Mayor James Snyder said Thursday he reached out to Gary Mayor Karen Freeman-Wilson on Wednesday to offer assistance following this week's snow storm that dumped nearly 20 inches of snow in some parts of Gary.
He sent four snowplows to Gary to assist that city's crews to clean streets from 2:30 to 10:30 p.m. Two of the plows were called back to Portage in the late afternoon when snow began falling there again.
Snyder said he got the idea after he spoke with City Councilman Mark Oprisko, who told him the roads were impassable in some parts of Lake County and that Oprisko couldn't get to his business in Munster.
"I thought about how many of our residents who might not be able to get to work or residents from there who couldn't get to our stores," Snyder said.
Freeman-Wilson said she received a text from Snyder offering help.
"I looked at it from the perspective that we do mutual aid with fire and police," she said, adding her city was grateful for the help.

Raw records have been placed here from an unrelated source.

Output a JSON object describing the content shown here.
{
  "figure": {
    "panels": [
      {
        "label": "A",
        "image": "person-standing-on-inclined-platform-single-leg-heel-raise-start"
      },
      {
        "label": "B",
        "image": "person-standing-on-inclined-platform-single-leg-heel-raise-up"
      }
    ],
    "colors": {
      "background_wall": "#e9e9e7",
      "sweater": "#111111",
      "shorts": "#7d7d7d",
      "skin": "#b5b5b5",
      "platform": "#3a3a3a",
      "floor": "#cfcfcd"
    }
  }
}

Oprisko, who led the criticism of Snyder's decision through a series of sometimes heated text messages between the mayor and City Council members Wednesday night, said he never suggested Snyder send city plows to help Gary or any other community.
"I'm highly irritated over this," Oprisko said Thursday.
"This has never been done before," he said, adding that while he believes mutual aid between communities is beneficial, that this week's snowstorm did not qualify as a catastrophe. "I could understand it if it was a tornado or a major fire. This was nothing major. It was a waste of our taxpayers' dollars. He should personally pay for it."
Oprisko said he also objected because Snyder did not consult the council, which is the fiscal body of the city, before sending the plows to Gary.
Council President Sue Lynch and member Liz Modesto agreed with Oprisko.
"I'm not opposed to helping out a community in a disaster," said Modesto, adding she didn't believe the snowstorm qualified. She also questioned taxing the limits of Portage's plow drivers who have worked hard this winter clearing Portage streets.
"I believe in mutual aid for the fire and police, but I'm not sure that extends to streets," said Lynch, adding making the decision without council input puts council members in a bad situation because they receive telephone calls from residents wanting to know what's happening.
"All we want is the facts, which is what we would have had had we been asked about it," she said.
Council member John Cannon said he supported Snyder's decision and believes he has the authority to make it without council input.
"We have to reach out to the communities that need help. This was a catastrophic situation," he said, adding that 13 of his employees who live in Lake County couldn't get to work in Portage on Wednesday because of the snow.
Tim Bono, one of the plow drivers sent to Gary, said they helped in the Miller and Glen Park sections of the city, working with Gary drivers to open streets. Bono said drivers returned to Portage with full fuel tanks and salt supplies.
Snyder said he believes the gesture to Gary cost Portage residents less than $500.
"This administration will never apologize for helping our neighbors who faced disaster. By helping our neighbors in Gary, we helped Portage local businesses where some of those residents shop and work," Snyder said. "Our entire street department is holding their heads up high today because we were able to be on the giving end of help instead of the receiving end. The City Council should be holding theirs high as well."